(Note: I intended to post this first thing in the morning, but got sidetracked. Well, it’s up before midnight, right?)
8000 lights are currently marking the historic path of the Berlin wall, it's such a powerful reminder. pic.twitter.com/mLu2YBJ3eE
— Myko Clelland (@DapperHistorian) November 8, 2014
It was 25 years ago today that the Berlin Wall, the symbol of the Communist conquest of Eastern Europe, came tumbling down. With it, eventually, went one of most evil regimes ever to mar the face of the Earth. With it went two-thirds of the world’s civil wars and masses of political prisoners. With it went the blood-thirsty dictators, thought controllers, re-educators and violent psychopaths who had defined Communist ideology since its inception. Since then, billions of people have escaped poverty, billions more have been freed of war and bloodshed. The last 25 years have been the most prosperous and most peaceful in human history.
That’s not a coincidence.
I remember my best friend’s sister came back with a piece of the wall in her pocket. I held it and thought that it looked pretty crumbly for concrete*. I remember Leonard Bernstein leading an orchestra in a performance of Beethoven’s ninth with “Freiheit” substituted for “freude”. And I remember that I’d just read some of Robert Heinlein’s writings about the Cold War and lamented that he didn’t live long enough to see the Wall crash into the garbage pile of history.

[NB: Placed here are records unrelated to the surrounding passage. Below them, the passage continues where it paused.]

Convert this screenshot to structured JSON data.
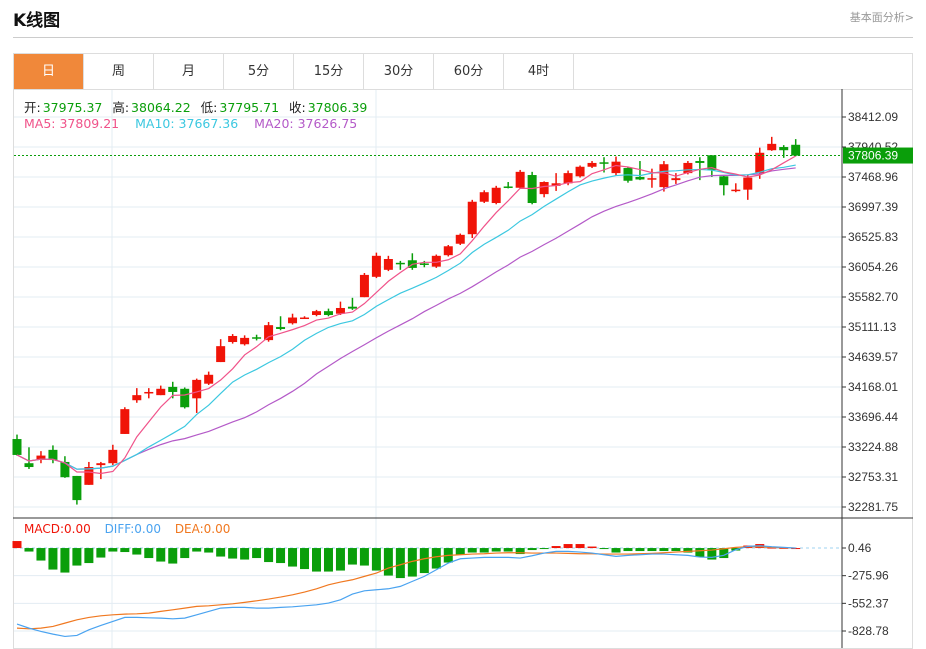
{
  "header": {
    "title": "K线图",
    "link": "基本面分析>"
  },
  "tabs": [
    "日",
    "周",
    "月",
    "5分",
    "15分",
    "30分",
    "60分",
    "4时"
  ],
  "active_tab": 0,
  "ohlc_labels": {
    "open_label": "开:",
    "open": "37975.37",
    "high_label": "高:",
    "high": "38064.22",
    "low_label": "低:",
    "low": "37795.71",
    "close_label": "收:",
    "close": "37806.39"
  },
  "ma_labels": {
    "ma5": "MA5: 37809.21",
    "ma10": "MA10: 37667.36",
    "ma20": "MA20: 37626.75"
  },
  "macd_labels": {
    "macd": "MACD:0.00",
    "diff": "DIFF:0.00",
    "dea": "DEA:0.00"
  },
  "colors": {
    "up": "#f01408",
    "down": "#0a9e0a",
    "ma5": "#f0538a",
    "ma10": "#3cc8e0",
    "ma20": "#b45ac8",
    "diff": "#4aa3f0",
    "dea": "#f07820",
    "accent": "#f0883a"
  },
  "chart_data": {
    "type": "candlestick",
    "price_ticks": [
      "38412.09",
      "37940.52",
      "37468.96",
      "36997.39",
      "36525.83",
      "36054.26",
      "35582.70",
      "35111.13",
      "34639.57",
      "34168.01",
      "33696.44",
      "33224.88",
      "32753.31",
      "32281.75"
    ],
    "price_range": [
      32281.75,
      38412.09
    ],
    "last_price": "37806.39",
    "macd_ticks": [
      "0.46",
      "-275.96",
      "-552.37",
      "-828.78"
    ],
    "macd_range": [
      -828.78,
      0.46
    ],
    "candles": [
      [
        33350,
        33420,
        33090,
        33100
      ],
      [
        32970,
        33220,
        32880,
        32910
      ],
      [
        33030,
        33160,
        32970,
        33090
      ],
      [
        33180,
        33250,
        32970,
        33020
      ],
      [
        32990,
        33080,
        32740,
        32750
      ],
      [
        32770,
        32770,
        32320,
        32390
      ],
      [
        32630,
        32990,
        32630,
        32910
      ],
      [
        32940,
        32990,
        32720,
        32970
      ],
      [
        32970,
        33260,
        32940,
        33180
      ],
      [
        33430,
        33850,
        33430,
        33820
      ],
      [
        33960,
        34150,
        33920,
        34040
      ],
      [
        34080,
        34150,
        33990,
        34090
      ],
      [
        34040,
        34190,
        34040,
        34140
      ],
      [
        34170,
        34250,
        33990,
        34090
      ],
      [
        34140,
        34160,
        33830,
        33850
      ],
      [
        33990,
        34300,
        33760,
        34280
      ],
      [
        34220,
        34410,
        34200,
        34360
      ],
      [
        34560,
        34920,
        34560,
        34810
      ],
      [
        34875,
        35000,
        34850,
        34970
      ],
      [
        34840,
        34980,
        34820,
        34940
      ],
      [
        34950,
        34990,
        34900,
        34930
      ],
      [
        34905,
        35190,
        34880,
        35140
      ],
      [
        35110,
        35280,
        35060,
        35080
      ],
      [
        35170,
        35320,
        35150,
        35260
      ],
      [
        35250,
        35280,
        35240,
        35260
      ],
      [
        35300,
        35380,
        35280,
        35360
      ],
      [
        35360,
        35400,
        35280,
        35300
      ],
      [
        35320,
        35510,
        35300,
        35410
      ],
      [
        35430,
        35570,
        35380,
        35400
      ],
      [
        35580,
        35960,
        35580,
        35930
      ],
      [
        35900,
        36280,
        35880,
        36230
      ],
      [
        36010,
        36230,
        35990,
        36180
      ],
      [
        36120,
        36150,
        36010,
        36100
      ],
      [
        36160,
        36270,
        36010,
        36040
      ],
      [
        36110,
        36150,
        36050,
        36090
      ],
      [
        36060,
        36250,
        36040,
        36230
      ],
      [
        36240,
        36400,
        36220,
        36380
      ],
      [
        36420,
        36580,
        36400,
        36560
      ],
      [
        36570,
        37110,
        36510,
        37080
      ],
      [
        37080,
        37260,
        37060,
        37230
      ],
      [
        37060,
        37330,
        37040,
        37300
      ],
      [
        37320,
        37390,
        37290,
        37300
      ],
      [
        37300,
        37580,
        37280,
        37550
      ],
      [
        37500,
        37550,
        37040,
        37060
      ],
      [
        37200,
        37400,
        37150,
        37390
      ],
      [
        37330,
        37530,
        37250,
        37370
      ],
      [
        37370,
        37570,
        37340,
        37530
      ],
      [
        37480,
        37650,
        37460,
        37630
      ],
      [
        37630,
        37720,
        37610,
        37690
      ],
      [
        37700,
        37780,
        37540,
        37690
      ],
      [
        37530,
        37790,
        37490,
        37710
      ],
      [
        37610,
        37630,
        37380,
        37410
      ],
      [
        37470,
        37720,
        37420,
        37430
      ],
      [
        37440,
        37600,
        37300,
        37450
      ],
      [
        37310,
        37720,
        37240,
        37670
      ],
      [
        37420,
        37530,
        37360,
        37450
      ],
      [
        37530,
        37720,
        37510,
        37690
      ],
      [
        37720,
        37780,
        37420,
        37690
      ],
      [
        37810,
        37810,
        37470,
        37580
      ],
      [
        37480,
        37500,
        37180,
        37340
      ],
      [
        37270,
        37370,
        37230,
        37270
      ],
      [
        37270,
        37510,
        37110,
        37460
      ],
      [
        37530,
        37930,
        37440,
        37850
      ],
      [
        37890,
        38100,
        37880,
        37990
      ],
      [
        37940,
        37970,
        37770,
        37890
      ],
      [
        37975.37,
        38064.22,
        37795.71,
        37806.39
      ]
    ],
    "macd": [
      70,
      -35,
      -125,
      -215,
      -245,
      -175,
      -150,
      -95,
      -35,
      -40,
      -65,
      -100,
      -135,
      -155,
      -100,
      -35,
      -45,
      -85,
      -105,
      -115,
      -100,
      -140,
      -150,
      -185,
      -210,
      -235,
      -235,
      -225,
      -165,
      -175,
      -225,
      -275,
      -300,
      -285,
      -250,
      -205,
      -145,
      -65,
      -45,
      -45,
      -35,
      -35,
      -60,
      -20,
      -5,
      20,
      40,
      40,
      15,
      -5,
      -45,
      -30,
      -30,
      -30,
      -30,
      -30,
      -45,
      -90,
      -115,
      -100,
      -25,
      25,
      40,
      5,
      2,
      0
    ],
    "diff": [
      -760,
      -800,
      -833,
      -860,
      -883,
      -873,
      -817,
      -773,
      -733,
      -693,
      -693,
      -697,
      -700,
      -707,
      -700,
      -667,
      -633,
      -600,
      -593,
      -593,
      -600,
      -600,
      -593,
      -587,
      -577,
      -567,
      -550,
      -517,
      -460,
      -427,
      -417,
      -407,
      -383,
      -333,
      -283,
      -217,
      -150,
      -107,
      -100,
      -93,
      -93,
      -93,
      -100,
      -77,
      -50,
      -33,
      -33,
      -40,
      -50,
      -67,
      -83,
      -73,
      -67,
      -60,
      -60,
      -67,
      -73,
      -90,
      -93,
      -73,
      -17,
      17,
      23,
      13,
      7,
      0
    ],
    "dea": [
      -800,
      -807,
      -800,
      -783,
      -750,
      -717,
      -693,
      -677,
      -667,
      -660,
      -657,
      -650,
      -633,
      -617,
      -600,
      -583,
      -577,
      -567,
      -557,
      -543,
      -527,
      -510,
      -490,
      -467,
      -440,
      -407,
      -367,
      -340,
      -317,
      -283,
      -250,
      -200,
      -167,
      -133,
      -107,
      -87,
      -73,
      -67,
      -60,
      -57,
      -50,
      -47,
      -47,
      -50,
      -50,
      -50,
      -53,
      -57,
      -57,
      -60,
      -60,
      -60,
      -57,
      -53,
      -47,
      -40,
      -33,
      -27,
      -20,
      -7,
      7,
      13,
      13,
      7,
      3,
      0
    ]
  }
}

Make no mistake: the Fall of Communism didn’t “just happen”. The historians who insisted that the collapse of communism was inevitable were the same ones insisting, eight years earlier, that Communism would never fall. Various leaders played their role (Truman, Eisenhower, Reagan, Thatcher, John Paul II, etc.). Communism fell because they stood up to it. Communism fell because they engaged in an economic, political and military struggle it could never win. Communism fell because they found a way to embrace and encourage the forces bringing down Communism from within without provoking the Communist leadership. Gorbachev and his fellows thought they could have Communism without the tanks and gulags. They quickly found out that they were wrong.
The Fall of the Berlin Wall is one of the great moments in human history and in American history. 25 years on, we shouldn’t forget that.
(*I later found out that almost all Communist concrete was poorly made. Yes, my friends: the Communists couldn’t get concrete right. You can buy bags of quality stuff from Lowe’s for a few bucks each that’s better than anything Communism ever made.)